I called it "legal murder"...
Regardless, you gotta call it something, and choosing a neutral word for the state intentionally and legally murdering someone is just as biased as anything else.
If I referred to someone getting raped as "surprise sex", does that make it better or worse?
I think it makes it worse. Calling it something more neutral than what it is minimizes the seriousness of the crime. So, I'll err on the side of caution here...
If the state doesn't want me talking about how they "legally murder" people, then they should stop legally murdering people.
Murder is a strict subset of killing; there are plenty of instances of killing that no libertarian would claim constitute murder.
So, clearly you're stealing a base by calling it what you do.
Murder being defined as the purposeful killing of a human being, I can only think of one instance in which libertarianism would allow it.
And there isn't anything about "lethally injecting" somebody strapped to a table that says "self-defense".
yup.
I read a study on this issue and most people in prison for life or death penalty are not suitable donors.
One, I'd point out that some people are clearly guilty of murder with no chance of having made a mistake as to their guilt. Examples include Ted Bundy (not the forensic cases, but the details he provided to William Hagmaier) and John Gacy. I'm not saying that Nidal Malik Hasan is guilty of murder, but he clearly shot and killed 13 people. Whether they deserve to be killed for their actions could be a matter of personal opinion, but there is no argument to warehouse them in case they really aren't guilty.
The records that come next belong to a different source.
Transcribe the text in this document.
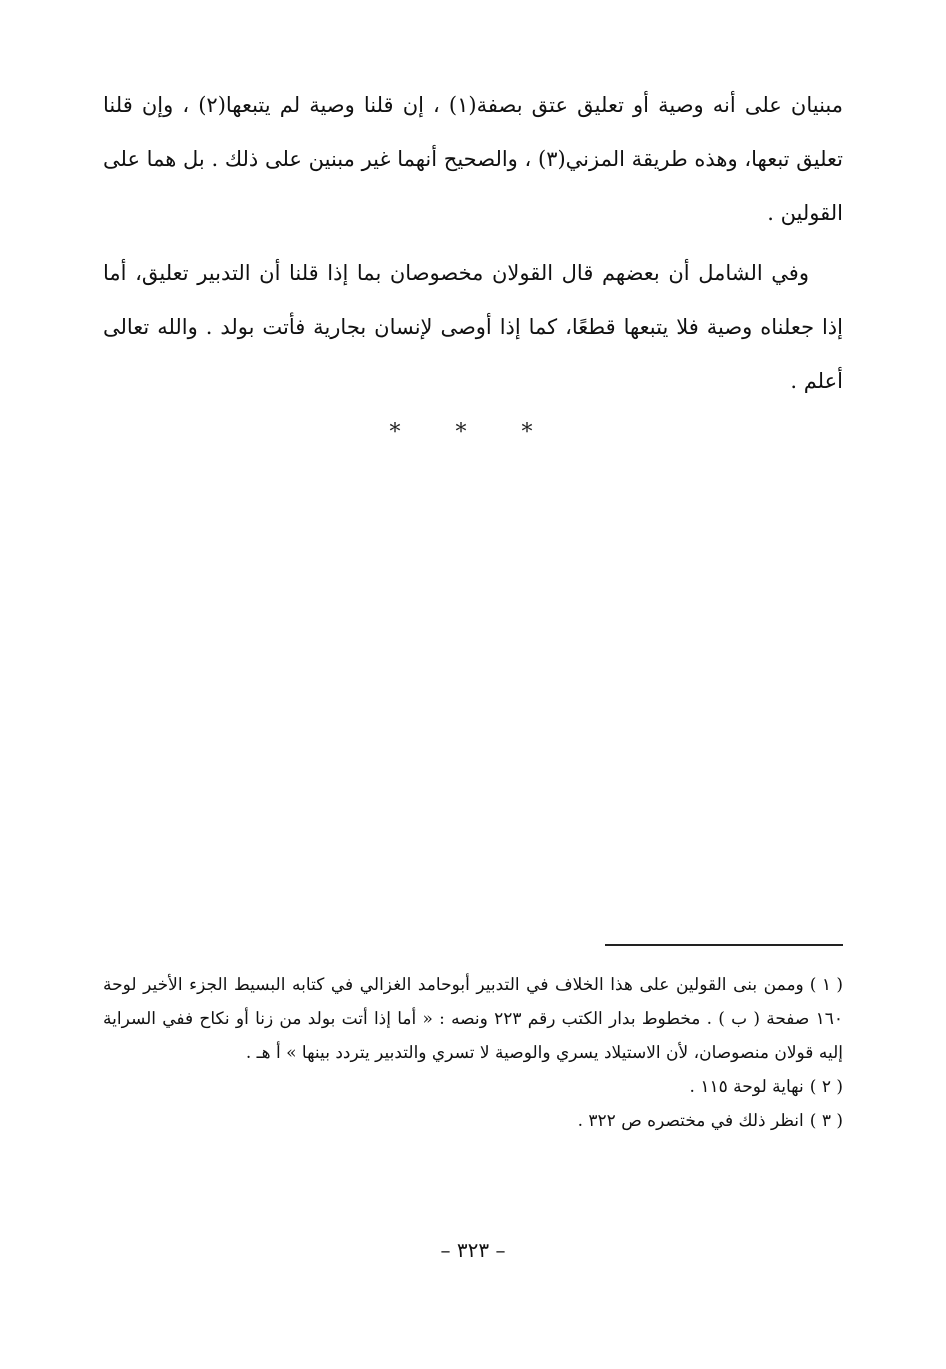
مبنيان على أنه وصية أو تعليق عتق بصفة(١) ، إن قلنا وصية لم يتبعها(٢) ، وإن قلنا تعليق تبعها، وهذه طريقة المزني(٣) ، والصحيح أنهما غير مبنين على ذلك . بل هما على القولين .

وفي الشامل أن بعضهم قال القولان مخصوصان بما إذا قلنا أن التدبير تعليق، أما إذا جعلناه وصية فلا يتبعها قطعًا، كما إذا أوصى لإنسان بجارية فأتت بولد . والله تعالى أعلم .

* * *

( ١ )وممن بنى القولين على هذا الخلاف في التدبير أبوحامد الغزالي في كتابه البسيط الجزء الأخير لوحة ١٦٠ صفحة ( ب ) . مخطوط بدار الكتب رقم ٢٢٣ ونصه : « أما إذا أتت بولد من زنا أو نكاح ففي السراية إليه قولان منصوصان، لأن الاستيلاد يسري والوصية لا تسري والتدبير يتردد بينها » أ هـ .

( ٢ )نهاية لوحة ١١٥ .

( ٣ )انظر ذلك في مختصره ص ٣٢٢ .

– ٣٢٣ –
Two, I'd suggest that we keep a death penalty around, and it's for that second kind of serial killer, the kind that murders dozens, hundreds, thousands or millions from a position of power. Obviously Hitler is the usual example, but there is a long list including Pol Pot, Mao, Che, Trotsky, Stalin, Fidel Castro, Omar al-Bashir, Hosni Mubarak, et al. I think there is a great deal of value in killing people such as that, doing it publicly, and doing it after some sort of public, non-show, trial.
Three, if someone wishes to die by having their organs removed, and that person is generally sane, I don't see any reason their wish shouldn't be granted, whether they're on death row or not. There needs to be some sort of legal controls to prevent coercion (and I also think that anyone convicted of such coercion is an excellent candidate for organ donation) but it seems a more pleasant and helpful form of suicide than throwing yourself off a freeway overpass or the Golden Gate Bridge.
I'm not saying that Nidal Malik Hasan is guilty of murder, but he clearly shot and killed 13 people.
So why aren't you saying he is a murderer?
i dont' specialise in transplants, but I see no reason why the drugs given would damage organs. The problem is more that the patient is dead - the heart is stopped. Organs are preserved in potassium in any case. It's the sequence that needs to be altered.
> a pretty good sci fi novel (or two) in which minor offenses are turned into capital crimes in order
>to supply the organ market.
Larry Niven's "Known Space" series during the "Organlegger" era.
Christian Longo never admitted killing his two youngest children, who he likely drowned alive.
He is a vicous sociopathic narcisstic mass murderer who pled guilt to killing his wife claiming SHE had murdered their younger children. He olnly wants attention and publicity and now you are are allgiving it to him.
Oreegon very rarely hands out death sentences. The county where he was sentenced had NEVER handed down a death sentence.
One Sci-Fi novel you might want to take a look at with similar issues addressed in it is Buyout by Alexander C Irvine. In it a company is formed to offer buyouts to those on Death Row, under the auspices of saving the public money, and they providing to the victims or anyone some re compensation.